For businesses like hotels, food-and-beverage outlets and movie theaters, SBS is demanding anywhere up to 100 million won for the rights to publically show the World Cup matches to their customers.
And although Seoul has its share of massive electronic billboards worthy of a 21st century metropolis, it remains to be seen just how many of them will be used to air World Cup matches in the way they did in previous mega sporting events like the Olympics or the World Baseball Classic (WBC). SBS is demanding 10 million won per game, an amount billboard operators say they can't afford to pay.

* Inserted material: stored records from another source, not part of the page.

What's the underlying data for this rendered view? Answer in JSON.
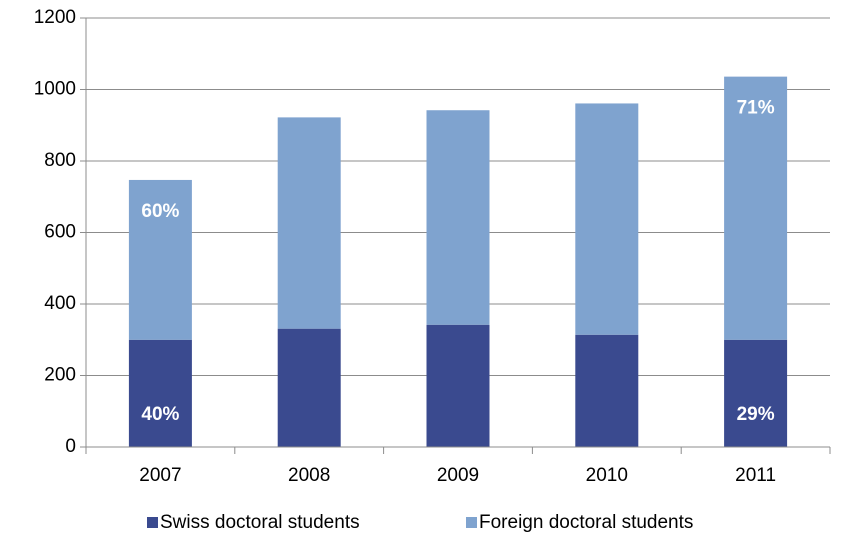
{
  "chart_data": {
    "type": "stacked_bar",
    "categories": [
      "2007",
      "2008",
      "2009",
      "2010",
      "2011"
    ],
    "series": [
      {
        "name": "Swiss doctoral students",
        "color": "#3a4a8f",
        "values": [
          300,
          331,
          342,
          314,
          300
        ],
        "percent_labels": [
          "40%",
          null,
          null,
          null,
          "29%"
        ]
      },
      {
        "name": "Foreign doctoral students",
        "color": "#7fa3cf",
        "values": [
          447,
          591,
          600,
          647,
          736
        ],
        "percent_labels": [
          "60%",
          null,
          null,
          null,
          "71%"
        ]
      }
    ],
    "ylim": [
      0,
      1200
    ],
    "yticks": [
      0,
      200,
      400,
      600,
      800,
      1000,
      1200
    ],
    "grid": true,
    "legend": "bottom"
  }
}
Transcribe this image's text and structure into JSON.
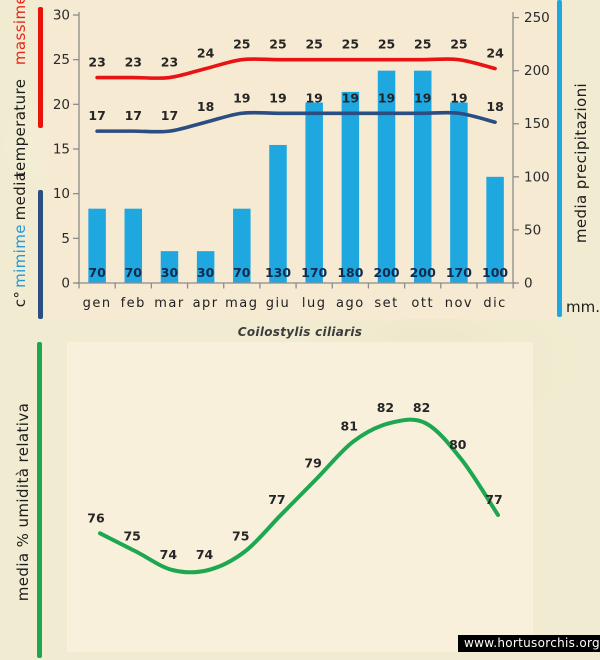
{
  "title": "Coilostylis ciliaris",
  "watermark": "www.hortusorchis.org",
  "colors": {
    "red": "#e8140c",
    "navy": "#2a4d82",
    "azure": "#1fa7e0",
    "green": "#1da750",
    "massime_text": "#e8251c",
    "minime_text": "#2797d4"
  },
  "climograph": {
    "left_caption": {
      "massime": "massime",
      "temperature": "temperature",
      "media": "media",
      "minime": "mimime",
      "unit": "c°"
    },
    "right_caption": {
      "label": "media  precipitazioni",
      "unit": "mm."
    }
  },
  "humidity_caption": "media % umidità relativa",
  "chart_data": [
    {
      "type": "bar",
      "name": "climograph",
      "categories": [
        "gen",
        "feb",
        "mar",
        "apr",
        "mag",
        "giu",
        "lug",
        "ago",
        "set",
        "ott",
        "nov",
        "dic"
      ],
      "series": [
        {
          "name": "media precipitazioni (mm)",
          "kind": "bar",
          "color": "#1fa7e0",
          "values": [
            70,
            70,
            30,
            30,
            70,
            130,
            170,
            180,
            200,
            200,
            170,
            100
          ]
        },
        {
          "name": "temperature massime (c°)",
          "kind": "line",
          "color": "#e81414",
          "values": [
            23,
            23,
            23,
            24,
            25,
            25,
            25,
            25,
            25,
            25,
            25,
            24
          ]
        },
        {
          "name": "temperature minime (c°)",
          "kind": "line",
          "color": "#2a4d82",
          "values": [
            17,
            17,
            17,
            18,
            19,
            19,
            19,
            19,
            19,
            19,
            19,
            18
          ]
        }
      ],
      "left_axis": {
        "label": "media temperature c°",
        "ticks": [
          0,
          5,
          10,
          15,
          20,
          25,
          30
        ],
        "range": [
          0,
          30
        ]
      },
      "right_axis": {
        "label": "media precipitazioni mm.",
        "ticks": [
          0,
          50,
          100,
          150,
          200,
          250
        ],
        "range": [
          0,
          250
        ]
      },
      "grid": false,
      "legend_position": "none"
    },
    {
      "type": "line",
      "name": "humidity",
      "categories": [
        "gen",
        "feb",
        "mar",
        "apr",
        "mag",
        "giu",
        "lug",
        "ago",
        "set",
        "ott",
        "nov",
        "dic"
      ],
      "series": [
        {
          "name": "media % umidità relativa",
          "kind": "line",
          "color": "#1da750",
          "values": [
            76,
            75,
            74,
            74,
            75,
            77,
            79,
            81,
            82,
            82,
            80,
            77
          ]
        }
      ],
      "ylabel": "media % umidità relativa",
      "grid": false,
      "legend_position": "none"
    }
  ]
}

"We had requested the billboard operators show the matches to provide a better experience for the people participating in the street cheering, so the conflict is regrettable," said an official from the Ministry of Culture, Sports and Tourism.
Granted, SBS has every right to exploit its current opportunity, having paid $65 million to acquire the exclusive World Cup broadcasting rights here, an amount rival networks KBS and MBC couldn't match.
And an SBS official said that its tight control over the public broadcasting of World Cup matches has more to do with the copyright regulations of FIFA than its own selfishness.
"It was clearly easy for local governments to arrange public cheering events in 2006, but now you have to register them beforehand and have the handlers determine whether the events are commercially-motivated or not, so it's true that some things have become more frustrating," said an SBS spokesman.
"But FIFA would deploy the same rules even if the broadcasting rights were shared by the big-three national networks."
According to industry officials, SBS is receiving billions of won from Internet protocol television (IPTV) operators KT, LG Telecom and SK Broadband for the live retransmission of the football games.
Web portals Naver (www.naver.com) and Daum (www.daum.net) each had to pay 1.5 billion won for the Web broadcasts. SBS had asked Incheon-based television station, OBS to pay 1 billion won for providing 2 minute highlight clips for the World Cup matches, which was quickly rejected by OBS.
SBS 독점중계에 눈총
월드컵 독점 중계에 큰 돈을 투자한 SBS가 본전을 찾기 위해 노력을 기울이고 있다. 이에 축구팬들의 불만이 크다.
팬들은 SBS의 중계권 권리요구에 어느 정도 수긍하는 편이나 SBS가 월드컵 관련 모든 프로그램에 권리를 행사하려 함으로써 불만이 최고조에 다다랐다.
SBS가 2002년 월드컵 이후 유행처럼 퍼진 길거리 응원에도 권리를 행사함에 경기관람의 재미를 반감시키는데 가장 많은 비난이 일고 있다.
SBS는 독점권에 따라 공공장소에서 단체 경기시청을 하지 못한다고 못박고 만일 이들 장소에서 경기가 시청될 경우 요금을 거두는 계획을 세우고 있다고 밝혔다. 이에 많은 지방 공공청사나 지역에서 계획 중이던 월드컵 응원이 취소됐다.